July 14, 2012: Bastille Day, the perfect day to visit a French winery!
We are here after another day on the water with friends who like wine, but are not used to wine tastings. They are a little surprised that you do have to pay for a tasting, and tend to violate the “drink these wines in this order” instructions, but otherwise enjoy the experience. Croteaux is just off the main road, a little west of Greenport, and used to be somewhat undiscovered. No more! The parking lot (a grassy field bordered by rows of corn on one side and vines on another) is pretty full, and so is the tasting “room”–a lovely patio with umbrella-shaded tables and comfortable Adirondack chairs, bordered by a picturesque half-ruined barn. However, the very competent and attractive young staff guides us swiftly to a table, and asks us if we would like some bread and cheese ($10). A basket with slices of baguette and a crock of goat cheese quickly arrives. There are two tasting options: $10 for 3 of their $19 wines or $15 for 6 of all their wines (the more expensive group sells for $25 per bottle). We easily decide that each couple will share a tasting of 6 wines.
1) Merlot 181 (all named for their clones)
The server describes it as “summer in a glass,” and we agree. It is a light, rosy rose, with a taste of unripe melon and a lemony finish.
2) Merlot 314
This has a lovely flowery aroma and a tart strawberry taste, with some hints of citrus.
3) Merlot 3
The aroma is not too sweet but not unpleasant, and, even though it is 100% steel fermented seems to have a trace of vanilla.
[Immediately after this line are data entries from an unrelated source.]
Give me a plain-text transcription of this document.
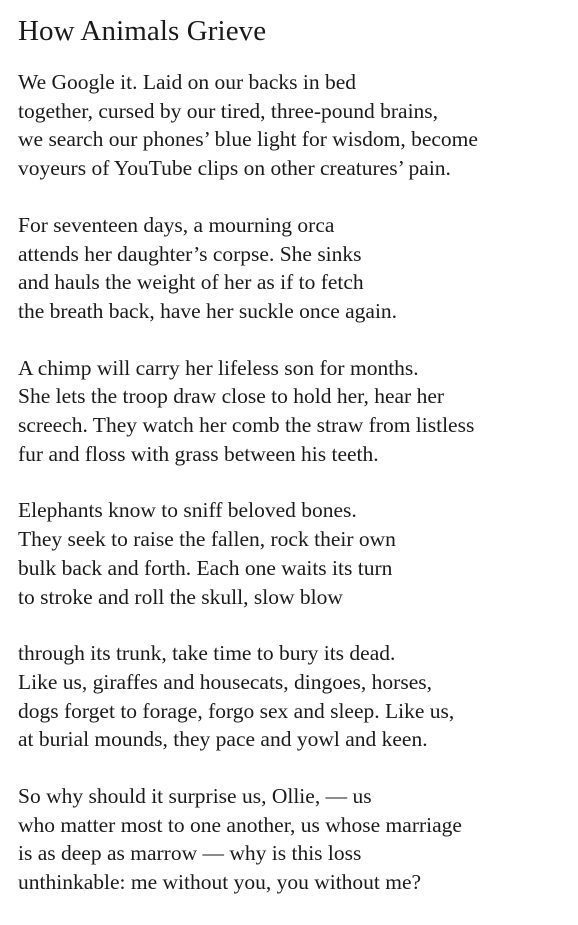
How Animals Grieve
We Google it. Laid on our backs in bed
together, cursed by our tired, three-pound brains,
we search our phones’ blue light for wisdom, become
voyeurs of YouTube clips on other creatures’ pain.
For seventeen days, a mourning orca
attends her daughter’s corpse. She sinks
and hauls the weight of her as if to fetch
the breath back, have her suckle once again.
A chimp will carry her lifeless son for months.
She lets the troop draw close to hold her, hear her
screech. They watch her comb the straw from listless
fur and floss with grass between his teeth.
Elephants know to sniff beloved bones.
They seek to raise the fallen, rock their own
bulk back and forth. Each one waits its turn
to stroke and roll the skull, slow blow
through its trunk, take time to bury its dead.
Like us, giraffes and housecats, dingoes, horses,
dogs forget to forage, forgo sex and sleep. Like us,
at burial mounds, they pace and yowl and keen.
So why should it surprise us, Ollie, — us
who matter most to one another, us whose marriage
is as deep as marrow — why is this loss
unthinkable: me without you, you without me?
As a transition between the two groups of three, our server turns over the little label in the tray that held the first three tastes (in attractive round-bottomed glasses) so that the next three are detailed.
4) 181 Sauvage
This wine uses the same Merlot clone as the other 181, but uses wild yeasts, and since Channing Daughter’s L’Enfant Sauvage is one of my favorite wines, I’m interested to see how this will taste. (By using wild yeasts, the winemaker gives up a measure of control and sees what the air brings to the wine.) The aroma has notes of mineral or clay, and though the flavor is more interesting than the 181, our friend dubs it “sour.”
This is a Sauvignon Blanc Rose with some Cabernet Franc as well. We like it. The aroma reminds us of ripe peaches and the taste is dry but with plenty of fruit. This is good, but not like what one expects a rose to be like.
6) Jolie (French for pretty!)
This is a Cabernet Franc rose, a Bordeaux style, and my favorite of the afternoon, with lots of ripe strawberry/raspberry tastes.
That should be the end of our tasting, but we have a nice surprise in store. In honor of Bastille Day, we are given free tastes of their two sparkling wines, the Cuvee Sparkle and the Cuvee Rouge Sparkling Cabernet Franc Rose, each $28 per bottle. The first is light, made in what our server says is the French “charmat” style, and the second I really like, with tastes of lots of berries. A final nice touch–as we sit and chat with our friends, the server brings a bottle of chilled water for us, a welcome treat on this hot day. Tres civilized…
Reasons to visit: great place to sit and relax on a warm day; best roses on the North Fork; you can pretend you’ve gone to France!
Lovely post. I am living vicariously through you as I sit in an airport looking at the ever increasing time that my flight is delayed.